Thursday 5 February 2009

Sorry seems to be the hardest word

When Robbie Keane arrived in Liverpool in last summer he must have thought that all his birthdays and Christmases had come at once. His lifelong dream of joining the club he had supported as a boy had finally come to fruition, over a decade after he had turned down overtures from Anfield in favour of a move to a smaller club where opportunities of first team football would be more frequent.

It was a move that paid off for the then 15-year-old who went on to score 24 goals in 74 appearances for Wolverhampton Wanderers. From Molyneux he went to Coventry, Milan, Leeds and North London before he made a cross-country journey to what he considered to be home. From an outsider's perspective, Keane's arrival at Anfield would not only fulfil his lifelong dream but also give another dimension to Liverpool's attack.

Little did anyone know that Keane was to become to Liverpool what Andriy Shevchenko was to Chelsea - an unwanted player signed by the club's hierarchy against the manager's wishes. Both players returned to the clubs from which they were signed; Shevchenko was sold back to AC Milan last summer, shortly after Keane arrived at Anfield. This week Keane was resigned by Spurs after only five goals in 19 appearances - an identical statistic to Andriy Voronin who was sent on loan to Hertha Berlin by Rafael Benitez at the start of the season.

The Daily Mirror's Brian Reade summed up the situation surrounding Keane best prior to the Irishman's departure in his weekly column where he openly criticised the club's hierarchy.

Last summer, Benitez fancied him, but not as much as he fancied Gareth Barry. Parry fancied Keane so badly he paid over the odds, leaving Benitez without sufficient cash for Barry, and fuming.

Almost from day one Keane has felt unwanted, a feeling confirmed by regular substitutions, exclusion from the team and eventually, in a home derby, from the bench. And this week he’s all but been encouraged to leave.

So instead of watching a proven striker winning games, the fans stare dumbfounded at a £20million pawn in a long-running power struggle.
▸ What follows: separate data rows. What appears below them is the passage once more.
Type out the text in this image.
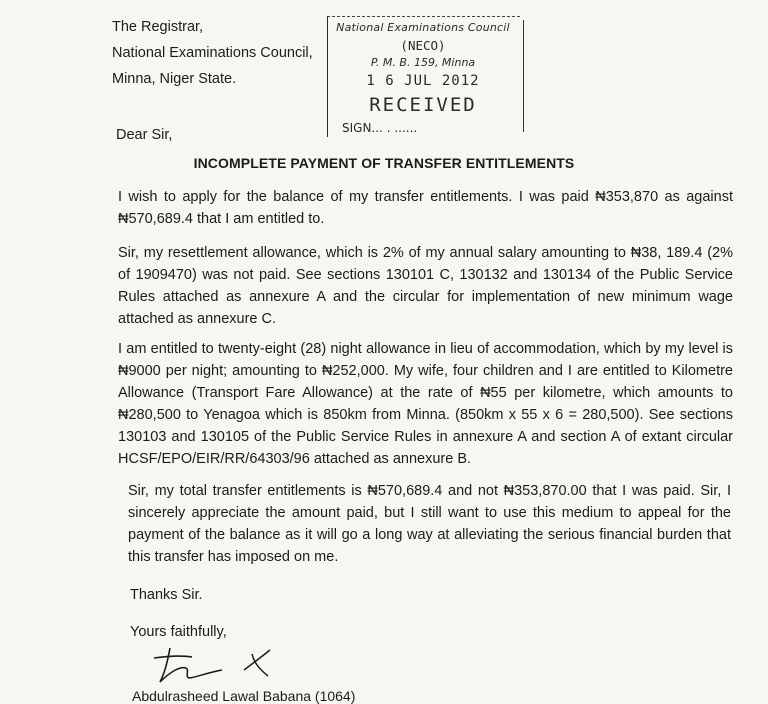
The Registrar,
National Examinations Council,
Minna, Niger State.
National Examinations Council
(NECO)
P. M. B. 159, Minna
1 6 JUL 2012
RECEIVED
SIGN... . ......
Dear Sir,
INCOMPLETE PAYMENT OF TRANSFER ENTITLEMENTS
I wish to apply for the balance of my transfer entitlements. I was paid ₦353,870 as against ₦570,689.4 that I am entitled to.
Sir, my resettlement allowance, which is 2% of my annual salary amounting to ₦38, 189.4 (2% of 1909470) was not paid. See sections 130101 C, 130132 and 130134 of the Public Service Rules attached as annexure A and the circular for implementation of new minimum wage attached as annexure C.
I am entitled to twenty-eight (28) night allowance in lieu of accommodation, which by my level is ₦9000 per night; amounting to ₦252,000. My wife, four children and I are entitled to Kilometre Allowance (Transport Fare Allowance) at the rate of ₦55 per kilometre, which amounts to ₦280,500 to Yenagoa which is 850km from Minna. (850km x 55 x 6 = 280,500). See sections 130103 and 130105 of the Public Service Rules in annexure A and section A of extant circular HCSF/EPO/EIR/RR/64303/96 attached as annexure B.
Sir, my total transfer entitlements is ₦570,689.4 and not ₦353,870.00 that I was paid. Sir, I sincerely appreciate the amount paid, but I still want to use this medium to appeal for the payment of the balance as it will go a long way at alleviating the serious financial burden that this transfer has imposed on me.
Thanks Sir.
Yours faithfully,
Abdulrasheed Lawal Babana (1064)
Nothing exposes the divisions at the heart of the club more.

The player was used as a pawn in a power struggle between Benitez, chief executive Rick Parry and co-owners George Gillett and Tom Hicks however it appears that Parry sanctioned the deal, as Reade rightly pointed out. Reade also stated that Benitez seems to be so hellbent on winning personal battles with the club hierarchy that he was 'alienating everyone around him'. This seems to be the problem at the forefront of the manager's negotiations over a new contract. He wants to run everything from the shop floor. Whilst the transfer issue is a difficult area to clarify, Benitez's demand of full control of the youth set up at Liverpool will not sit right with the likes of John Owens and Hugh McAuley who have been at the forefront of it since the early 1990s when Robbie Fowler and Steve McManaman broke through the ranks.
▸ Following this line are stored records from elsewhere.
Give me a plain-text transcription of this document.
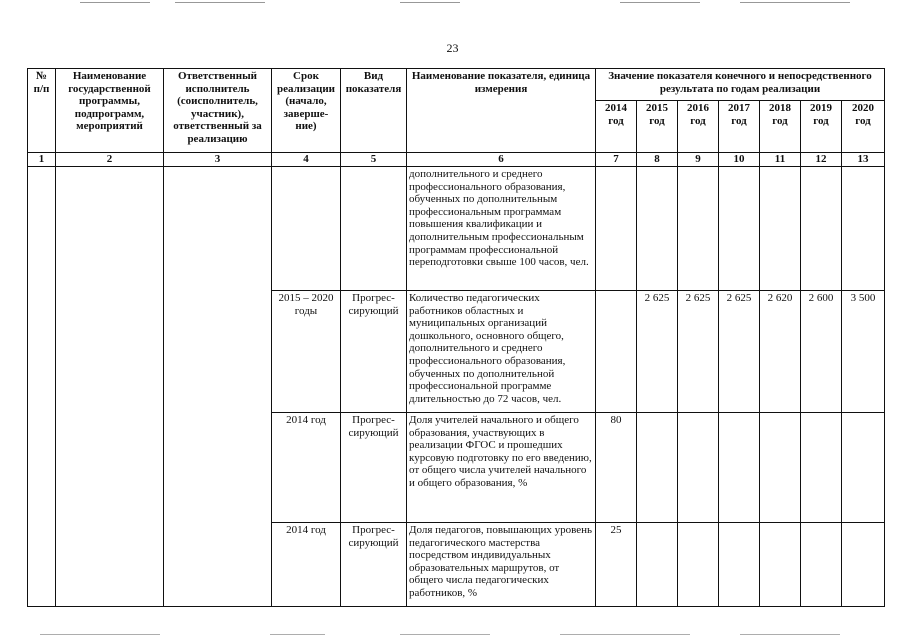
23
№ п/п	Наименование государственной программы, подпрограмм, мероприятий	Ответственный исполнитель (соисполнитель, участник), ответственный за реализацию	Срок реализации (начало, заверше-ние)	Вид показателя	Наименование показателя, единица измерения	Значение показателя конечного и непосредственного результата по годам реализации						
						2014 год	2015 год	2016 год	2017 год	2018 год	2019 год	2020 год
1	2	3	4	5	6	7	8	9	10	11	12	13
					дополнительного и среднего профессионального образования, обученных по дополнительным профессиональным программам повышения квалификации и дополнительным профессиональным программам профессиональной переподготовки свыше 100 часов, чел.							
			2015 – 2020 годы	Прогрес-сирующий	Количество педагогических работников областных и муниципальных организаций дошкольного, основного общего, дополнительного и среднего профессионального образования, обученных по дополнительной профессиональной программе длительностью до 72 часов, чел.		2 625	2 625	2 625	2 620	2 600	3 500
			2014 год	Прогрес-сирующий	Доля учителей начального и общего образования, участвующих в реализации ФГОС и прошедших курсовую подготовку по его введению, от общего числа учителей начального и общего образования, %	80						
			2014 год	Прогрес-сирующий	Доля педагогов, повышающих уровень педагогического мастерства посредством индивидуальных образовательных маршрутов, от общего числа педагогических работников, %	25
Looking at this with hindsight, for all the times Robbie Keane complained to referees and lacked the qualities of the player that achieved cult hero status at Tottenham Hotspur it appears that his frustrations were boiling over rather than him acting like a spoilt brat. Genuine sympathy goes out to the player because as far as mercenaries go, Robbie Keane wasn't one of them when he signed for Liverpool. Now he is back to square one and having to rebuild his career at Spurs. It's highly demoralising as a supporter to know that a player with the love and passion for a club as Keane has, or had, for Liverpool has been toyed with all for the sake of a petty dispute between a manager and the boardroom.

Robbie Keane is now on the back foot. He has lost six months of his footballing career and at 28 his time is precious. No doubt he will see out his career at White Hart Lane and despite him being at the club for a relatively short time, his name will be etched into fans' folklore as the player who suffered most in this ongoing power struggle between Gillett, Hicks, Parry and Benitez.

All that there is left is to wish Robbie the best, hope he can rebuild his career and say sorry for this whole debacle. It's a pity that the men at the helm of this mess won't be the ones apologising.